Eine angebliche Geheimvereinbarung zwischen dem indischen Geheimdienst und Smartphone-Herstellern wie beispielsweise Apple, RIM oder Nokia könnte, wenn sich die Echtheit dieser Unterlagen herausstellen sollte, für die beteiligten Firmen in einem Image-Desaster enden. Wir erinnern uns, schon vor Monaten drohte die indische Regierung dem Smartphone-Hersteller RIM mit der Abschaltung aller Dienste, sollte der Regierung keine Überwachungsfunktion eingeräumt werden. Das Problem für die Regierung: Der RIM-Datentransfer ist verschlüssel und läuft über Server in den USA. Offensichtlich haben die Beteiligten eine Lösung gefunden, denn RIM ist in Indien immer noch vertreten, auch Ausfälle der Dienste sind nicht bekannt. Wie sich RIM und die indische Regierung geeinigt haben, ist im Detail nicht bekannt.

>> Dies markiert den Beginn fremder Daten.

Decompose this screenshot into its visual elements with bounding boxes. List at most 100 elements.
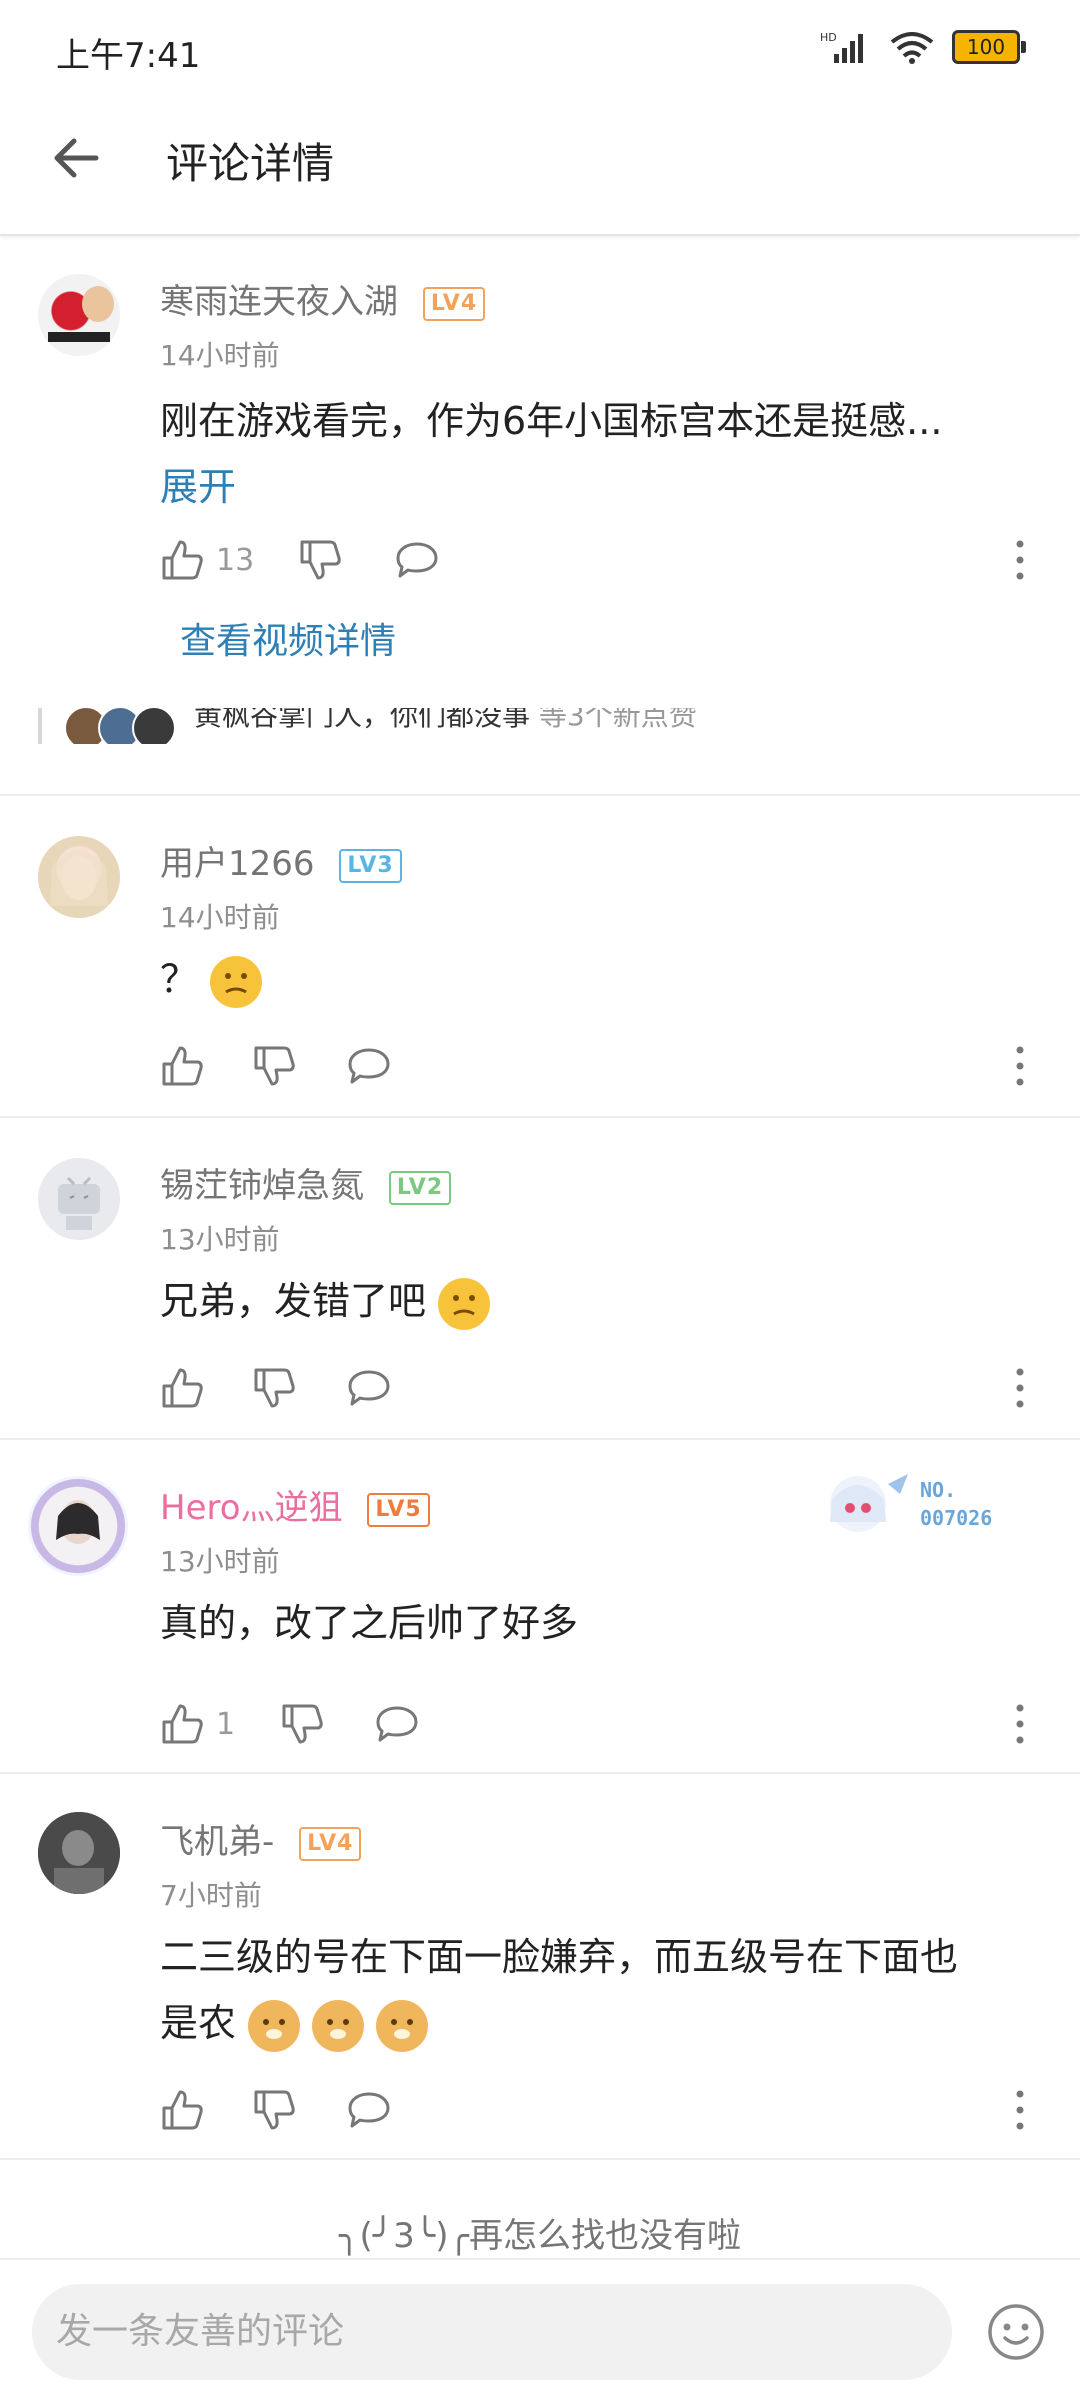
comment-text: 二三级的号在下面一脸嫌弃，而五级号在下面也 是农 bbox=[160, 1924, 1020, 2056]
comment-input-bar: 发一条友善的评论 bbox=[0, 2258, 1080, 2402]
reply-summary[interactable]: 黄枫谷掌门人，你们都没事 等3个新点赞 bbox=[38, 708, 1038, 744]
avatar-image bbox=[50, 851, 108, 906]
signal-icon: HD bbox=[820, 31, 863, 63]
thumbs-down-icon bbox=[300, 540, 341, 580]
thumbs-down-icon bbox=[254, 1368, 295, 1408]
thumbs-up-icon bbox=[162, 540, 203, 580]
reply-button[interactable] bbox=[346, 2080, 392, 2140]
back-button[interactable] bbox=[46, 128, 106, 188]
comment-text: 真的，改了之后帅了好多 bbox=[160, 1601, 579, 1645]
avatar-image bbox=[48, 286, 114, 342]
more-options-button[interactable] bbox=[1000, 2088, 1040, 2132]
reply-button[interactable] bbox=[346, 1036, 392, 1096]
comment-text: ？ bbox=[160, 946, 1020, 1012]
page-title: 评论详情 bbox=[166, 139, 335, 188]
mini-avatar bbox=[132, 708, 176, 744]
like-button[interactable]: 1 bbox=[160, 1694, 235, 1754]
comment-bubble-icon bbox=[396, 542, 438, 578]
username[interactable]: 锡茳铈焯急氮 LV2 bbox=[160, 1158, 452, 1207]
username-text[interactable]: Hero灬逆狙 bbox=[160, 1488, 343, 1528]
dislike-button[interactable] bbox=[280, 1694, 324, 1754]
fan-badge-no: NO. bbox=[920, 1478, 957, 1502]
like-button[interactable] bbox=[160, 2080, 204, 2140]
dislike-button[interactable] bbox=[252, 1358, 296, 1418]
doge-emoji bbox=[248, 1999, 301, 2052]
battery-indicator: 100 bbox=[952, 30, 1026, 64]
comment-body: 兄弟，发错了吧 bbox=[160, 1279, 427, 1323]
comment-body: ？ bbox=[160, 957, 199, 1001]
comment-bubble-icon bbox=[348, 1048, 390, 1084]
comment-input[interactable]: 发一条友善的评论 bbox=[32, 2284, 952, 2380]
top-bar: 评论详情 bbox=[0, 100, 1080, 236]
doge-emoji bbox=[376, 1999, 429, 2052]
expand-link[interactable]: 展开 bbox=[160, 465, 236, 509]
level-badge: LV4 bbox=[299, 1826, 362, 1861]
more-vertical-icon bbox=[1016, 540, 1024, 580]
emoji-button[interactable] bbox=[984, 2300, 1048, 2364]
comment-actions bbox=[160, 1358, 1040, 1418]
thumbs-down-icon bbox=[254, 2090, 295, 2130]
dislike-button[interactable] bbox=[252, 2080, 296, 2140]
thumbs-down-icon bbox=[282, 1704, 323, 1744]
avatar[interactable] bbox=[38, 836, 120, 918]
comment-body-line2: 是农 bbox=[160, 2001, 237, 2045]
reply-button[interactable] bbox=[394, 530, 440, 590]
avatar-image bbox=[56, 1500, 100, 1544]
reply-button[interactable] bbox=[346, 1358, 392, 1418]
fan-badge-number: 007026 bbox=[920, 1506, 993, 1530]
more-options-button[interactable] bbox=[1000, 538, 1040, 582]
reply-button[interactable] bbox=[374, 1694, 420, 1754]
divider bbox=[0, 2158, 1080, 2160]
avatar[interactable] bbox=[38, 274, 120, 356]
fan-badge-character-icon bbox=[830, 1474, 908, 1532]
dislike-button[interactable] bbox=[298, 530, 342, 590]
more-options-button[interactable] bbox=[1000, 1044, 1040, 1088]
username-text[interactable]: 用户1266 bbox=[160, 844, 315, 884]
thumbs-up-icon bbox=[162, 1704, 203, 1744]
dislike-button[interactable] bbox=[252, 1036, 296, 1096]
comment-time: 7小时前 bbox=[160, 1879, 262, 1912]
username-text[interactable]: 锡茳铈焯急氮 bbox=[160, 1166, 364, 1206]
wifi-icon bbox=[890, 32, 934, 64]
reply-indicator bbox=[38, 708, 42, 744]
username[interactable]: 用户1266 LV3 bbox=[160, 836, 402, 885]
thinking-emoji bbox=[210, 955, 263, 1008]
avatar[interactable] bbox=[38, 1158, 120, 1240]
comment-text: 刚在游戏看完，作为6年小国标宫本还是挺感... 展开 bbox=[160, 388, 1020, 520]
comment-bubble-icon bbox=[376, 1706, 418, 1742]
avatar[interactable] bbox=[38, 1812, 120, 1894]
thinking-emoji bbox=[438, 1277, 491, 1330]
status-icons: HD 100 bbox=[820, 30, 1026, 64]
username-text[interactable]: 寒雨连天夜入湖 bbox=[160, 282, 398, 322]
reply-summary-text: 黄枫谷掌门人，你们都没事 等3个新点赞 bbox=[194, 708, 697, 734]
like-button[interactable] bbox=[160, 1358, 204, 1418]
avatar[interactable] bbox=[28, 1476, 128, 1576]
comment-time: 13小时前 bbox=[160, 1545, 280, 1578]
more-vertical-icon bbox=[1016, 2090, 1024, 2130]
level-badge: LV2 bbox=[388, 1170, 452, 1205]
comment-time: 13小时前 bbox=[160, 1223, 280, 1256]
comment-item: 用户1266 LV3 14小时前 ？ bbox=[0, 796, 1080, 1116]
thumbs-down-icon bbox=[254, 1046, 295, 1086]
username-text[interactable]: 飞机弟- bbox=[160, 1822, 274, 1862]
comment-actions: 13 bbox=[160, 530, 1040, 590]
username[interactable]: Hero灬逆狙 LV5 bbox=[160, 1480, 430, 1529]
comment-item: 锡茳铈焯急氮 LV2 13小时前 兄弟，发错了吧 bbox=[0, 1118, 1080, 1438]
username[interactable]: 寒雨连天夜入湖 LV4 bbox=[160, 274, 486, 323]
view-video-link[interactable]: 查看视频详情 bbox=[180, 612, 396, 664]
comment-text: 兄弟，发错了吧 bbox=[160, 1268, 1020, 1334]
comment-bubble-icon bbox=[348, 1370, 390, 1406]
username[interactable]: 飞机弟- LV4 bbox=[160, 1814, 362, 1863]
comment-actions bbox=[160, 1036, 1040, 1096]
like-button[interactable] bbox=[160, 1036, 204, 1096]
more-options-button[interactable] bbox=[1000, 1702, 1040, 1746]
thumbs-up-icon bbox=[162, 1368, 203, 1408]
more-options-button[interactable] bbox=[1000, 1366, 1040, 1410]
default-avatar-icon bbox=[58, 1176, 100, 1230]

Hacker haben jetzt angeblich Dokumente von indischen Regierungs-Servern gestohlen und ins Netz gestellt, in denen es um eine ähnliche Vereinbarung zwischen RIM, Apple und Nokia gehen soll. Darin wird möglicherweise eine technische Absprache zwischen allen Beteiligten getroffen, wie der Datenverkehr der von den Firmen verkauften Geräte überwacht werden kann.